Article de Bastien Gouly, journaliste à Canal + et Non Stop Édition, publié sur Causeur.fr le 30 novembre 2016.

De François Fillon à Emmanuel Macron, nos hommes politiques vantent les vertus du fameux « modèle allemand ». Mais la France a tout à perdre à le copier. Ceux qui l’ont essayé l’ont vite regretté…

Et si le modèle allemand était en réalité un modèle à ne pas suivre ? Diantre ! Notre classe politique nous mentirait-elle sur la bonne santé économique de l’Allemagne ? Et dans quel intérêt ? Il faut bien avouer qu’ils sont peu à ne pas vanter le « modèle allemand. » Un peu de Mélenchon et de Chevènement par-ci, un peu de Dupont-Aignan par-là. Quant aux grands ténors de la classe politique actuelle, leurs yeux pétillent en évoquant la puissance allemande. Dans les discours et les arguments, elle est généralement utilisée pour attaquer la France et discréditer son modèle social. Les chiffres parlent pour eux : l’Allemagne ne déplore que 6,1% de chômage en septembre 2016 (contre 9.9% en France, au troisième trimestre), son plus bas niveau depuis la réunification de 1990.

Selon les propos du président François Hollande en 2013, cette réussite est due au « courage » allemand du début des années 2000, sous l’ère Schröder (« courage » qui lui a pourtant valu sa réélection). Des privatisations à tout-va et une libéralisation brutale de l’État-providence. Modèle suivi par son successeur, Angela Merkel. Constater le leadership allemand dans la zone euro suffit à se conforter dans cet angélisme. À entendre la majorité des commentaires politiques, l’erreur française viendrait de son conservatisme à préserver des blocages économiques.
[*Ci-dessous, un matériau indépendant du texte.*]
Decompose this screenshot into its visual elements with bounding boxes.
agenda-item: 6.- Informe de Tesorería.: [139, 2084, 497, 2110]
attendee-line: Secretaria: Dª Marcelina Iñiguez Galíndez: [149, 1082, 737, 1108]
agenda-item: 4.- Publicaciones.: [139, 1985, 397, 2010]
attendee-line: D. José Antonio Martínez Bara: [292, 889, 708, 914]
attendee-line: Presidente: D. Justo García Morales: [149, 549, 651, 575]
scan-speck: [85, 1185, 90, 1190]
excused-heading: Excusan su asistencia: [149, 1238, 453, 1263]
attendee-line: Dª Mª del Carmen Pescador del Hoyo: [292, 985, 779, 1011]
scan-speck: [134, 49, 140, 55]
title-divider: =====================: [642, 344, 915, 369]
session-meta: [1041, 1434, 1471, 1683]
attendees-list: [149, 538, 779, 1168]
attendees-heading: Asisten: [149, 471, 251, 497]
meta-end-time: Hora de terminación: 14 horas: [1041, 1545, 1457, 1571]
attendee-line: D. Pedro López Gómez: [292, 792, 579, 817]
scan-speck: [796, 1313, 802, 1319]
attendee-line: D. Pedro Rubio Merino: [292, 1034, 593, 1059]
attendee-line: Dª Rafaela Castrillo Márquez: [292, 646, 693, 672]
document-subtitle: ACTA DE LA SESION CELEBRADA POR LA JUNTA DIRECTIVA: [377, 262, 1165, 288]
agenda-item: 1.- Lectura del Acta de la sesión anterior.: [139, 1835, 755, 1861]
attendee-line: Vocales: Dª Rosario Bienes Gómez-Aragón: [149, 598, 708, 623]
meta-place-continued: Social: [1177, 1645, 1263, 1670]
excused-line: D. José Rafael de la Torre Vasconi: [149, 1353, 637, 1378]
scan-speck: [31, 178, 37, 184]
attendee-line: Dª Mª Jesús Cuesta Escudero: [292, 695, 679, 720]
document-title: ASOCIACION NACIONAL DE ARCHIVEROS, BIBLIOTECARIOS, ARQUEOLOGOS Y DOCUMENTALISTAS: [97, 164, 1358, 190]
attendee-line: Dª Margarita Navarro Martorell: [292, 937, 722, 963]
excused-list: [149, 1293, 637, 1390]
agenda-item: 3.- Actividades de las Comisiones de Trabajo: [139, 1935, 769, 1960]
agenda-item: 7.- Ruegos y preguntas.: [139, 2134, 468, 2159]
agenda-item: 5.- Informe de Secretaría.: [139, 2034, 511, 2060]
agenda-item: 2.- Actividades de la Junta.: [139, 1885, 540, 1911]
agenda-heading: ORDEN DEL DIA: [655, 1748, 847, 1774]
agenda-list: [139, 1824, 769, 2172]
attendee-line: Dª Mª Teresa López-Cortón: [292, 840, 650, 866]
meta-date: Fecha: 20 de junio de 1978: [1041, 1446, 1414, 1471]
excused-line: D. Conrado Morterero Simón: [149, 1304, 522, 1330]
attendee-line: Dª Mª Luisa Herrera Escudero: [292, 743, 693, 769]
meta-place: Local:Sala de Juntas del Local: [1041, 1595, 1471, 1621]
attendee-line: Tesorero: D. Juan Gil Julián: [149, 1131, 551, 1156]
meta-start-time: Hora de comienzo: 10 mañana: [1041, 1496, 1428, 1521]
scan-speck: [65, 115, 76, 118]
Le premier d’entre eux : le code du travail. Trop lourd pour François Bayrou. « Il fait plus de 3000 pages ! » s’était-il offusqué sur le plateau de « Des paroles et des actes », en février 2015, dans une audacieuse comparaison avec le très mince code du travail suisse. En Allemagne, il est beaucoup plus léger : 3000 pages…
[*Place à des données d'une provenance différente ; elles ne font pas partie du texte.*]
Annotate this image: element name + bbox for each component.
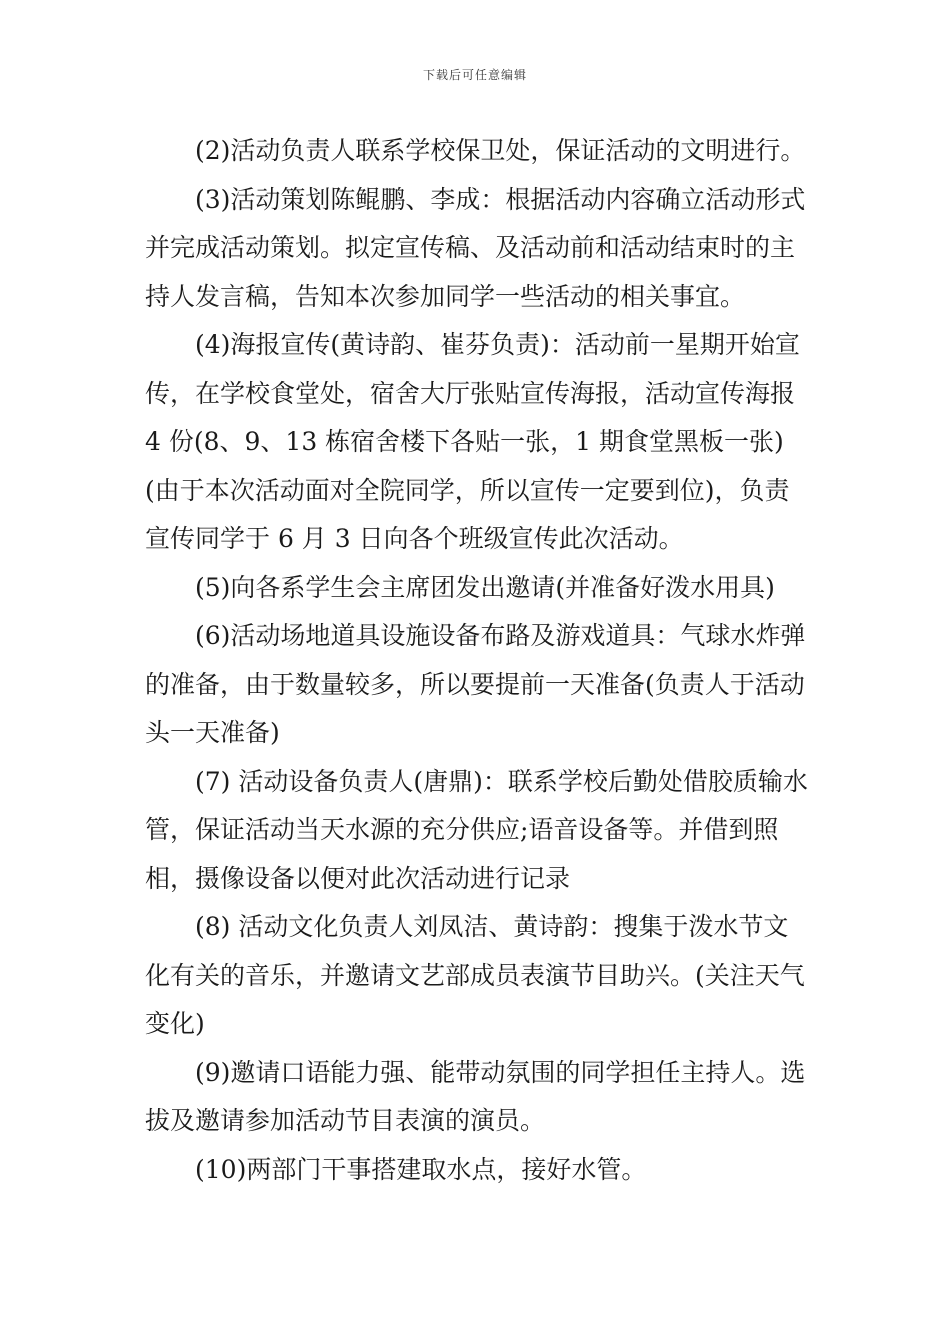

Quels sont les sempiternels autres « obstacles » à l’économie française ? Une trop grande protection accordée aux salariés en CDI, la lourdeur des charges sociales pour les entreprises (qu’elles soient petites, moyennes ou grandes), la crainte de la justice prud’homale et les 35 heures. Il faut  « réécrire » le droit du travail , martelait, en 2015, le Premier ministre socialiste Manuel Valls. Avec moins de brutalité que ses voisins, la France a donc épousé la réforme. « Le minimum de ce qu’il faut faire », commente encore l’ancien président de l’Eurogroupe Jean-Claude Juncker, chantre du libéralisme et de l’austérité en Europe.
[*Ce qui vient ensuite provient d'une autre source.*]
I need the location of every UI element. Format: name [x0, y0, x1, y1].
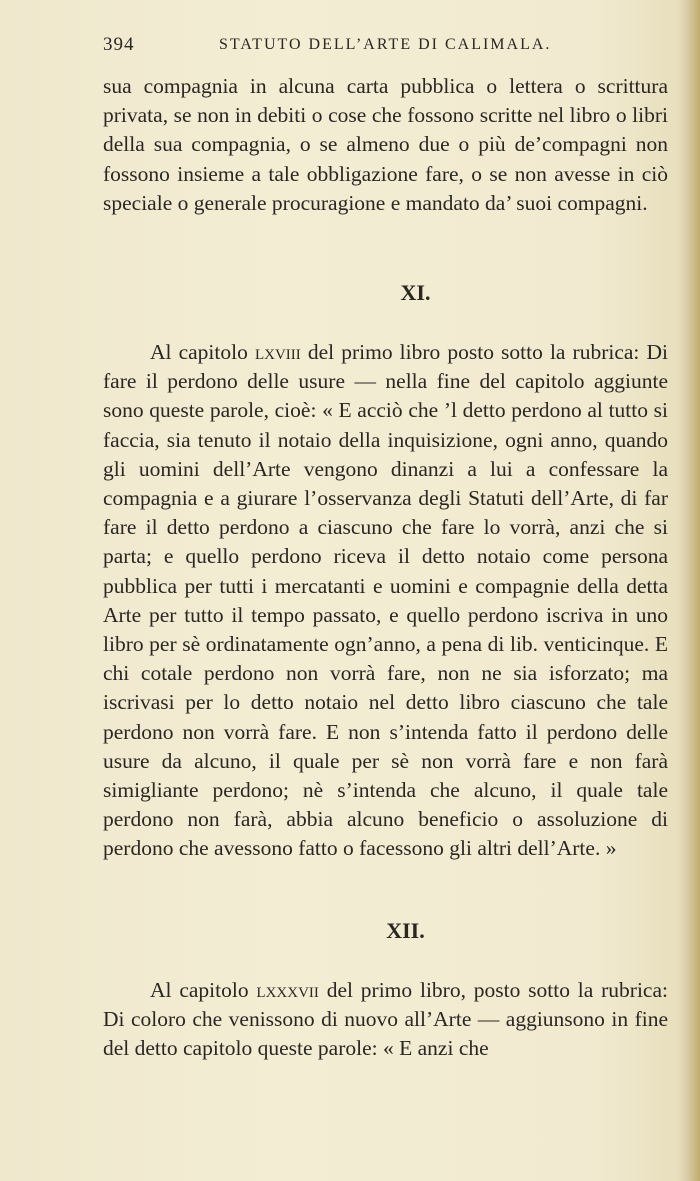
section-xii-paragraph	[103, 976, 668, 1064]
section-heading-xi: XI.	[400, 280, 431, 305]
section-xi-lead: Al capitolo	[150, 340, 248, 364]
page-edge-shadow	[678, 0, 700, 1181]
running-title: STATUTO DELL’ARTE DI CALIMALA.	[219, 36, 552, 53]
page-number: 394	[103, 34, 135, 55]
paragraph-continued: sua compagnia in alcuna carta pubblica o lettera o scrittura privata, se non in debiti o cose che fossono scritte nel libro o libri della sua compagnia, o se almeno due o più de’compagni non fossono insieme a tale obbligazione fare, o se non avesse in ciò speciale o generale procuragione e mandato da’ suoi compagni.	[103, 74, 668, 215]
section-xi-body: del primo libro posto sotto la rubrica: Di fare il perdono delle usure — nella fine del capitolo aggiunte sono queste parole, cioè: « E acciò che ’l detto perdono al tutto si faccia, sia tenuto il notaio della inquisizione, ogni anno, quando gli uomini dell’Arte vengono dinanzi a lui a confessare la compagnia e a giurare l’osservanza degli Statuti dell’Arte, di far fare il detto perdono a ciascuno che fare lo vorrà, anzi che si parta; e quello perdono riceva il detto notaio come persona pubblica per tutti i mercatanti e uomini e compagnie della detta Arte per tutto il tempo passato, e quello perdono iscriva in uno libro per sè ordinatamente ogn’anno, a pena di lib. venticinque. E chi cotale perdono non vorrà fare, non ne sia isforzato; ma iscrivasi per lo detto notaio nel detto libro ciascuno che tale perdono non vorrà fare. E non s’intenda fatto il perdono delle usure da alcuno, il quale per sè non vorrà fare e non farà simigliante perdono; nè s’intenda che alcuno, il quale tale perdono non farà, abbia alcuno beneficio o assoluzione di perdono che avessono fatto o facessono gli altri dell’Arte. »	[103, 340, 668, 861]
chapter-number-xi: lxviii	[254, 340, 301, 364]
section-xii-body: del primo libro, posto sotto la rubrica: Di coloro che venissono di nuovo all’Arte — aggiunsono in fine del detto capitolo queste parole: « E anzi che	[103, 978, 668, 1061]
section-xi-paragraph	[103, 338, 668, 864]
section-heading-xii: XII.	[386, 918, 425, 943]
chapter-number-xii: lxxxvii	[256, 978, 319, 1002]
section-xii-lead: Al capitolo	[150, 978, 249, 1002]
running-header	[103, 34, 668, 64]
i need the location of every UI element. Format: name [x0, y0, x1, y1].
À bien regarder, nul doute, les lois Macron et El Khomri ont quelque peu assoupli notre marché du travail. Également, avec le crédit d’impôt pour la compétitivité et l’emploi (CICE), les entrepreneurs ont pu profiter d’aides étatiques afin d’améliorer – c’était le but – l’embauche. Malgré cela, les résultats, sur la courbe du chômage, se font encore attendre.

Des “minijobs” à 80 centimes l’heure

Tous ces mécanismes pourtant sont inspirés des modèles allemand et anglo-saxon (lui, aussi, généralement vanté). Incontestablement, les « minijobs » allemands (ou le contrat zéro heure en Angleterre) – des contrats à temps partiels – ont permis de réduire le chômage.  Ce ne sont, en revanche, ni François Fillon, ni Alain Juppé, ni même Emmanuel Macron qui évoqueront les salaires de misère (plafond maximal de 450 euros par mois pour un salarié) convoyés par ces modèles. En Allemagne, cela concerne 20% de sa population active. L’Italie, l’Espagne et le Portugal, sur les recommandations de l’Union européenne, ont bien suivi le schéma de ces petits emplois précaires, si faciles à « faire sauter » pour l’entreprise. Toutefois, dans ces trois pays latins, encensés par la droite française et la gauche sociale-libérale, rien ne s’est déroulé comme le plan le prévoyait. Il y a bien eu une petite baisse du chômage, mais à quel prix ? Les réformes ont explosé chaque modèle social, sans permettre de recouvrer une sérénité économique et politique. Les inégalités se sont creusées, la pauvreté a augmenté (le nombre de sans-abri grimpe, des maladies qu’on croyait éradiquées refont leur apparition et la malnutrition infantile inquiète, particulièrement au Portugal), les services publics (à commencer par les hôpitaux) sont dans un état catastrophique et les jeunes diplômés, sans espoir, fuient massivement leur pays.

Quant à l’Allemagne, sa situation n’a rien de reluisante : outre-Rhin, l’écart entre les pauvres et les riches ne fait, là aussi, que s’amplifier. En 2015, près de 12,5 millions d’habitants y vivaient sous le seuil de pauvreté (15,29 % de la population), seuil étant fixé à 892 euros en Allemagne contre 935 euros en France, où, selon l’Insee, 4,9 millions d’habitants sont sous ce plafond (7,28 % de la population).

Des usines de 30 000 porcs

La prétendue « réussite » de l’Allemagne est due à sa violence dans les rapports avec ses partenaires. Elle n’a pas de scrupules à concurrencer par un dumping social ses voisins, comme les salariés français – paysans en tête. L’alliance européenne a bon dos…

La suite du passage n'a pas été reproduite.